Expert: Scotto - 3/11/2009

Question
How do I know when to use integration by parts? My textbook uses ln to solve the integral of x/square root of (9 - x ^2) but not for 1/ square root of (x + 1)

Answer
The only way that I have found is by trial and error.
Eventually you recognize how to do a lot of them.

On the x/√(a+bx²), it can also be done by u-substitution.
Let u=a+bx², then du = 2bx dx.  
This can replace the x dx by noting that x dx = du /(2b).

On the 1/√(x+1), I would say let u=√(x+1).  
This would make du = dx/(2√(x+1)), so 2 du = dx/√(x+1).
So ∫ 1/√(x+1) dx would become ∫ 2 du.
The answer is just 2u, which is 2√(x+1).

To test this, take the derivative.  
Note that √(x+1) is the same as (x+1)^0.5.
When this is differentiated, the 0.5 cancels the 2 out front.
One is subtracted from the exponet, making the exponet be -0.5.
This makes the answer (x+1)^-0.5 = 1/√(x+1).

There are generally three cases for integration when a power of an expression is in the denominator.

1: The derivative of the denominator is in the numerator
(or a constant time the derivative).  This is u-substitution.
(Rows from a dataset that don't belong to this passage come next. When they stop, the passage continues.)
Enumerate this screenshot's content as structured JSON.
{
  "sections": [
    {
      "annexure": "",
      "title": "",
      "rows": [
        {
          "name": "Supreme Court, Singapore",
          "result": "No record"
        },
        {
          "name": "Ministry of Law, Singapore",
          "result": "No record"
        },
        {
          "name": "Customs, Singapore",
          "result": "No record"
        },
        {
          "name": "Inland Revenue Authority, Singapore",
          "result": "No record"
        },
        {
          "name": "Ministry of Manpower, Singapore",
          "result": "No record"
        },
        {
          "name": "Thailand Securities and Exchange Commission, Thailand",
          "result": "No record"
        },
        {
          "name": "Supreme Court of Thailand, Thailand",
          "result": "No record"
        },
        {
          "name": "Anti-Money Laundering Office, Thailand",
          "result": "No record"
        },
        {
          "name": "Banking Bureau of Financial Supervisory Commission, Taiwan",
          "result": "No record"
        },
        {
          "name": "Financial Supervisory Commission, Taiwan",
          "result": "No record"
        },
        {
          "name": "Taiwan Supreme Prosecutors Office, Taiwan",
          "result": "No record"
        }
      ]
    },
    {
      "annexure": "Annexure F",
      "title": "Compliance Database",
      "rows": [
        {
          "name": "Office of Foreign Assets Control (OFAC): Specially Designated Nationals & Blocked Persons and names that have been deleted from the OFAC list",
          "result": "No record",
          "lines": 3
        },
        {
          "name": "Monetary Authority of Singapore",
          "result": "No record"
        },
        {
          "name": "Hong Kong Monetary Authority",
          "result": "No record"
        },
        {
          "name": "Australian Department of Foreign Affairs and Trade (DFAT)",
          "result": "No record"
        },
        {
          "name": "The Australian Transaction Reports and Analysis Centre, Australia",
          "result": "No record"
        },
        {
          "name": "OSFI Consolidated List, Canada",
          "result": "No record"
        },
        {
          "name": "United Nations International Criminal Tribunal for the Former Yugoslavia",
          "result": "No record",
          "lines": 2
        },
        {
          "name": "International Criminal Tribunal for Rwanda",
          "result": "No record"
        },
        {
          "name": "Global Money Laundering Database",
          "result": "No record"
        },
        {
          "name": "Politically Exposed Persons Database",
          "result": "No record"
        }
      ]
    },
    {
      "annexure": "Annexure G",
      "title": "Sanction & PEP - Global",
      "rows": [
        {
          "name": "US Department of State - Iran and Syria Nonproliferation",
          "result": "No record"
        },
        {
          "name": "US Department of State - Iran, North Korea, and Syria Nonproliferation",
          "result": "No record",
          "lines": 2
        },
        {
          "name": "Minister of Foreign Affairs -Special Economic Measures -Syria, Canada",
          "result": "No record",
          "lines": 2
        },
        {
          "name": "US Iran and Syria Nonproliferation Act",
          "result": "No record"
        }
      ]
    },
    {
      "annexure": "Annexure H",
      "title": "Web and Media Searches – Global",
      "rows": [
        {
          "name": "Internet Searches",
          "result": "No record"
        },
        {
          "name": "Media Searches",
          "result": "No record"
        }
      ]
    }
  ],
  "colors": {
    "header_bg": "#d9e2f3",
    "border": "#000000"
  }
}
2: There is an x² in the squareroot with no x in the denominator.
This can be converted to a trig function.  If it is a plus sign in the denominator beneath the squareroot, x goes on the far leg and the squareroot of the other term goes on the near leg, making the hypoteneuse into the factor that is in the denominator.  If there is a minus sign in the squareroot, the hypoteneuse is the squareroot of the + term and the far side is the squareroot of the - term.  This makes the near side what you are integrating.

3: Occasionally (that's rarely) they involve integration by parts.
Let dv be the denominator with the derivative on top.  Let u be the rest of the function.  Do a u-v integration.  ∫u dv = uv - ∫v du.
I'm not sure you have seen these.  Suppose the problem were
∫x³/√(x²+1) dx.  For this problem, I might let
u=x² and dv=x/√(x²+1) dx.  That would give us du = 2x dx and
v=√(x²+1).  We would have ∫x³/√(x²+1) dx = uv - ∫v du =
x√(x²+1) - ∫2x√(x²+1)dx.  On the integral, let u=x²+1, then du=2x.
The integral reduces to ∫√u du, which is 2u^(3/2)/3.

Of course, even in this example, you might get away with letting the far leg of a triangle be x, the near leg be 1, and the hypoteneuse be √(x²+1).  We would then have tan(Θ) = x, so sec²(Θ)dΘ = dx and
√(x²+1) would be the sec(Θ).

Substituting this back in to ∫x³/√(x²+1) dx would give us
∫(tan³(Θ)/sec(Θ)) sec²(Θ) dΘ, which would reduce to
∫tan³(Θ)sec(Θ)dΘ.  Now for this problem, we would also need to substiture tan²(x) = sec²(Θ) + 1, so we'd have
∫tan(Θ)sec³(Θ) + tan(Θ)sec(Θ) dΘ.
Now to integrate that, note that the derivative of sec(Θ) is tan(Θ)sec(Θ), so on the first one do a u-substitution and get ∫u²du.  On the second one, let u=sec(Θ), so du=sec(Θ)tan(Θ)d Θ, and you are just doing ∫1 du.

Again, there are many forms and how to solve them is by trial and error.